El batistato fue condición necesaria, no suficiente, del advenimiento del castrismo: para llegar al poder personal absoluto y vitalicio, un inescrupuloso como Fidel Castro no necesitaba la dictadura de Batista: mucho antes del 10 de marzo, desde El Bogotazo y sus tiempos de pandillero universitario (que no de estudiante), andaba tratando de crear esos males que nos endilgó desde 1959. Y ahí tenemos a Hugo Chávez por el mismo camino de su mentor, en una nación que durante cuarenta años vivió una democracia tal vez imperfecta, pero no una dictadura.

En cuanto a la responsabilidad del embargo "en la actual crisis", letanía castrista, no lloveré sobre mojado. Acepto la tesis cuando se demuestre que las limitaciones, carencias y sufrimientos de los cubanos son consecuencia del embargo y no de la ineficiencia económica, el cierre arbitrario de los mercados campesinos, la represión de los artesanos, la prohibición de la pequeña propiedad, los abusos impositivos contra los paladares o la existencia de la figura jurídica de "delitos contra la economía popular".

No es el embargo quien niega al pueblo en la Isla "un mejor nivel de vida", como señala el autor. La tristemente célebre y omnipresente Libreta de Control de Abastecimientos nació en marzo de 1962, mucho antes que el embargo: no era una necesidad real, sino un mecanismo diabólico de control y represión de la población, vigente hasta nuestros días, y que solamente desaparecerá junto con el totalitarismo; pues es tan importante para reprimir a los cubanos como la Seguridad del Estado, las Fuerzas Armadas Revolucionarios y los Comités de Defensa.

Por otra parte, la Ley Helms-Burton, siendo acto soberano del poder legislativo de Estados Unidos, no puede ser "antipatriótica" si no va contra los intereses de ese propio país. Una legislación antipatriótica para los cubanos sería una ley cubana contra los intereses del pueblo cubano; por ejemplo, la imposición "legal" del carácter inamovible del régimen, decretada como respuesta al Proyecto Varela.

¿Cuál soberanía?

Arturo López-Levy considera las leyes del embargo como "afrenta a nuestra soberanía". Si con "nuestra soberanía" se refiere a la del gobierno cubano, no es "nuestra", y es ese mismo gobierno quien pisotea su propia soberanía, como hizo al declarar en la Constitución de 1976 la "eterna amistad" con la Unión Soviética. O cuando permitió a los soviéticos instalar cohetes nucleares en Cuba en 1962, poniendo en peligro no sólo la existencia de los cubanos, sino de buena parte del mundo.

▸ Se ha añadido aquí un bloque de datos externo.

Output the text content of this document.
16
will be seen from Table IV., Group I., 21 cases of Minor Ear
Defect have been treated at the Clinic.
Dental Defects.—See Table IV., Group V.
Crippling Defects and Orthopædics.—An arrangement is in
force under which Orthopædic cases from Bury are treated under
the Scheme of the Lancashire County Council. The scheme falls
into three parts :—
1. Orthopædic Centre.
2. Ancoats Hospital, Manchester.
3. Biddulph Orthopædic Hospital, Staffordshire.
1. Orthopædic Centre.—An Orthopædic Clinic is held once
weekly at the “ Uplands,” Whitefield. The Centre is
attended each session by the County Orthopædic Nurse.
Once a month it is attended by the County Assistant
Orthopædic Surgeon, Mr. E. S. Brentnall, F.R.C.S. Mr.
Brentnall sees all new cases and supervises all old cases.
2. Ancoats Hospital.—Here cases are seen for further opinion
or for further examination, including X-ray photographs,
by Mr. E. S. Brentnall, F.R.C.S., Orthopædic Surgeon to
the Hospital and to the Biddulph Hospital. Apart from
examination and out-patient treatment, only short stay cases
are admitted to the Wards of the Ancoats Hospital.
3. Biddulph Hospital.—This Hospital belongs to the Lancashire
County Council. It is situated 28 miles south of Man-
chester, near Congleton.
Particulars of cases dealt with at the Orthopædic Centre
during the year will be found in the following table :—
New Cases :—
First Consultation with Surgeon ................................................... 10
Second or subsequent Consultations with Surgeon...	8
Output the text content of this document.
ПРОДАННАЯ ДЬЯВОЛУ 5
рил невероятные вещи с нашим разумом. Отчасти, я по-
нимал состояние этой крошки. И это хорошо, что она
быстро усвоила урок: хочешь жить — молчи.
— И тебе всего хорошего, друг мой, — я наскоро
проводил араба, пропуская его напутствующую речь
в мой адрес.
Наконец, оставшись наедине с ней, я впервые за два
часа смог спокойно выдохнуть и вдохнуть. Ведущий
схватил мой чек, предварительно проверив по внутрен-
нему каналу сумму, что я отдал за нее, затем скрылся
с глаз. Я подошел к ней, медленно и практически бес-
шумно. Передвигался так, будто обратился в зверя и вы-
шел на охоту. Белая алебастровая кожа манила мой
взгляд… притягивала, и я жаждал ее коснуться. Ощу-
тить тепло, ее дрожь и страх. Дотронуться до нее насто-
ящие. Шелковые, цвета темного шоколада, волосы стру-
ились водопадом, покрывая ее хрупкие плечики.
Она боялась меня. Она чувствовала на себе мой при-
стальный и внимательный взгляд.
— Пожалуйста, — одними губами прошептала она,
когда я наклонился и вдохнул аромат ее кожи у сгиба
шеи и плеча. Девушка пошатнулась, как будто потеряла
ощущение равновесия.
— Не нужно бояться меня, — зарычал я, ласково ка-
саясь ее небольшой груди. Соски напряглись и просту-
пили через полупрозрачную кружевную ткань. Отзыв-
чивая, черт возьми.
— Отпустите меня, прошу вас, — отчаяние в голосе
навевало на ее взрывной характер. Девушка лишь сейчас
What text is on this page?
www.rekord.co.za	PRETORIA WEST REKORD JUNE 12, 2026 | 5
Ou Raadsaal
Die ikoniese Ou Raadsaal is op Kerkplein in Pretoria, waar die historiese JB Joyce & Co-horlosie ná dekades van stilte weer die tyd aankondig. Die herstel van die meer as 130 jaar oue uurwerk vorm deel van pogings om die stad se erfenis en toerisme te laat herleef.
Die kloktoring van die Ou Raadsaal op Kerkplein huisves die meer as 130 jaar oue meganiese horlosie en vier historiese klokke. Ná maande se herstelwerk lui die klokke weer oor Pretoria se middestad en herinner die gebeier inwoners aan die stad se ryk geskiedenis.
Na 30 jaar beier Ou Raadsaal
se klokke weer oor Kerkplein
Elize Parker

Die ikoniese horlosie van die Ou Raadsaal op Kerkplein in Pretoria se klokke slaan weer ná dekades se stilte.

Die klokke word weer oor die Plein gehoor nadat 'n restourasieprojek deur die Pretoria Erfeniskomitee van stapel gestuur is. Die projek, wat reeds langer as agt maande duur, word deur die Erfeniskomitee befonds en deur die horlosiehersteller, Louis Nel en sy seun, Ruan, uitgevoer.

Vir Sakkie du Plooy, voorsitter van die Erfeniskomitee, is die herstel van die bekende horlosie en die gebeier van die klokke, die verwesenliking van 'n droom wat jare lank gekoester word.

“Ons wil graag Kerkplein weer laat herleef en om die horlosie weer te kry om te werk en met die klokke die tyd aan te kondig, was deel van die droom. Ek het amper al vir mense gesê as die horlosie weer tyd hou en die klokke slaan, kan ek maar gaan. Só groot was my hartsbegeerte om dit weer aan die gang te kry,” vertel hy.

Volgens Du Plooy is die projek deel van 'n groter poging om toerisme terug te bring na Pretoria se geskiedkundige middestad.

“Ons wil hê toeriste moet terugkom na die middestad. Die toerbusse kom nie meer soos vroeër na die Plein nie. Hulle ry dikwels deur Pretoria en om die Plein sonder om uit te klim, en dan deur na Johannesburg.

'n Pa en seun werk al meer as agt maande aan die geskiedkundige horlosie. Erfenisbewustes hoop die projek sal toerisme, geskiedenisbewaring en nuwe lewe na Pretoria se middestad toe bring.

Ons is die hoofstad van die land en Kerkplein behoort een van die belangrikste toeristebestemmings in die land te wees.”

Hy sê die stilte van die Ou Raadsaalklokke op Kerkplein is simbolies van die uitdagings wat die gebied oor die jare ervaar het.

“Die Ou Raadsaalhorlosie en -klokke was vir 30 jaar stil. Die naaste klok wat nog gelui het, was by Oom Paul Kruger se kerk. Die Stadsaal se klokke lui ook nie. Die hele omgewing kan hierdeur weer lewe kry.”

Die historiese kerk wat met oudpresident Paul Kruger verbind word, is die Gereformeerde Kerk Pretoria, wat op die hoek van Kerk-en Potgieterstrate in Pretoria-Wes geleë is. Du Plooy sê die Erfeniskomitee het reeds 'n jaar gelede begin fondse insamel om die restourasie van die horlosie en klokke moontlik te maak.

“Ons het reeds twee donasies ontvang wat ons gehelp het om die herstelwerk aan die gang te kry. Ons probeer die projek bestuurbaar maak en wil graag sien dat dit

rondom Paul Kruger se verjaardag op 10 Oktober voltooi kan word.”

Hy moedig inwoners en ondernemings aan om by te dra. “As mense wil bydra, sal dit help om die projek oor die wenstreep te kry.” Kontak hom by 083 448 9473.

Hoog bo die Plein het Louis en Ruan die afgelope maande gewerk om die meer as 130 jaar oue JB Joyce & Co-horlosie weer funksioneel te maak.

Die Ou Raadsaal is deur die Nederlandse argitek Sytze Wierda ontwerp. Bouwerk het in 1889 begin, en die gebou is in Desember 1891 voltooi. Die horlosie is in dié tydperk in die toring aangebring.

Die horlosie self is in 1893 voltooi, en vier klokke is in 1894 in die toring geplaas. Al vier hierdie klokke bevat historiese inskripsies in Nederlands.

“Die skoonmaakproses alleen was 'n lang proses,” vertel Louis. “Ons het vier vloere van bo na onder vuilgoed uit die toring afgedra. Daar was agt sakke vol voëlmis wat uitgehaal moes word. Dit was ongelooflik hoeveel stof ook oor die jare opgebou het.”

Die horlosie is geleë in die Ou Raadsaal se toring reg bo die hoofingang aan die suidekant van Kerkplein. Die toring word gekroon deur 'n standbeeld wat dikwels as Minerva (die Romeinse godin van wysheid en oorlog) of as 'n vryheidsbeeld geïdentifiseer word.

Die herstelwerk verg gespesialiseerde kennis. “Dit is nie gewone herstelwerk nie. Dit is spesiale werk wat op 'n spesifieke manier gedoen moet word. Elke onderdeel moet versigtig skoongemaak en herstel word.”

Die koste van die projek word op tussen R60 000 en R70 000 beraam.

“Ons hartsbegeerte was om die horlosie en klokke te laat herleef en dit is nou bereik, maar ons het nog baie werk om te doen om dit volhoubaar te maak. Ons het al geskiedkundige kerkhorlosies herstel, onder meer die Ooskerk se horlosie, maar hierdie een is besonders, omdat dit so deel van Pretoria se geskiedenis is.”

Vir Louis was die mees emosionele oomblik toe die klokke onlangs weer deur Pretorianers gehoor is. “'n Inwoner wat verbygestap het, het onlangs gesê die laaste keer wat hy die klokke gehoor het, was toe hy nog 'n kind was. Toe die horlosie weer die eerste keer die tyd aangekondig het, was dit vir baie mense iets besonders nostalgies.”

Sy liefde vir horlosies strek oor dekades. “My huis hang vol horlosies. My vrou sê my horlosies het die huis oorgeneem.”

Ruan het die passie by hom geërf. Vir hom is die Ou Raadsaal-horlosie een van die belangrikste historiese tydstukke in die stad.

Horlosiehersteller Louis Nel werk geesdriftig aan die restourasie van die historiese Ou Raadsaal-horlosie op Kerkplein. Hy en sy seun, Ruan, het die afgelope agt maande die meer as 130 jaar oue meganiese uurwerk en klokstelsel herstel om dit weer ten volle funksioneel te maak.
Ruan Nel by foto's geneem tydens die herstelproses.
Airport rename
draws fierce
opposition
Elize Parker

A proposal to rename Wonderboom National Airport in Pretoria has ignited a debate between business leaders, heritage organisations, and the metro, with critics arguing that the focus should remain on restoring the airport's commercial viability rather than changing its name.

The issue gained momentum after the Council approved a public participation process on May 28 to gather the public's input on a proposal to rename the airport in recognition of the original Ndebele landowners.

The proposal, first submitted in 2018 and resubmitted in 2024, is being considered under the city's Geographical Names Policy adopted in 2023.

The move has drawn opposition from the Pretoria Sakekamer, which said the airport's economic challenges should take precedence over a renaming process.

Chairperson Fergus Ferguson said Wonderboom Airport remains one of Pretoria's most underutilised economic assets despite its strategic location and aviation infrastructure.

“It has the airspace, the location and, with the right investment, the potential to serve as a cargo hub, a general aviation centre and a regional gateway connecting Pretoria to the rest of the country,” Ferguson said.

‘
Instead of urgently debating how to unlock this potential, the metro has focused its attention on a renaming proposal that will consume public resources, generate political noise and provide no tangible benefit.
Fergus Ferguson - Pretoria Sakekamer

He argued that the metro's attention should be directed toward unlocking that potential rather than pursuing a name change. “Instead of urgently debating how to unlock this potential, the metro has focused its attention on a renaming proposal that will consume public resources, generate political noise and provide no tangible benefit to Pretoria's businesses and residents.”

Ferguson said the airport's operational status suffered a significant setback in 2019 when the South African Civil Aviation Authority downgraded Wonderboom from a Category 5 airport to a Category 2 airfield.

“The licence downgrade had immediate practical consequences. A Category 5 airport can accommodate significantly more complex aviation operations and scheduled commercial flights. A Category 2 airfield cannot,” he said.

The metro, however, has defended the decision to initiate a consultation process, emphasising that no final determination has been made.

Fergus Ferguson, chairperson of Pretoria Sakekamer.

Pero si al referirse a soberanía el autor alude a la soberanía del pueblo cubano, no debe preocuparse demasiado, pues esa soberanía fue confiscada en 1959 y el máximo rector de la nación cubana es el Comandante en Jefe, con el apoyo del Partido Comunista. La soberanía de Cuba está secuestrada por una camarilla y el embargo se dirige contra esa camarilla. Si ambas cosas tienen relación es porque el embargo es una vía, funcione mejor o peor, de recuperar nuestra soberanía, la del pueblo cubano, de los que apoyan el embargo y de quienes se oponen.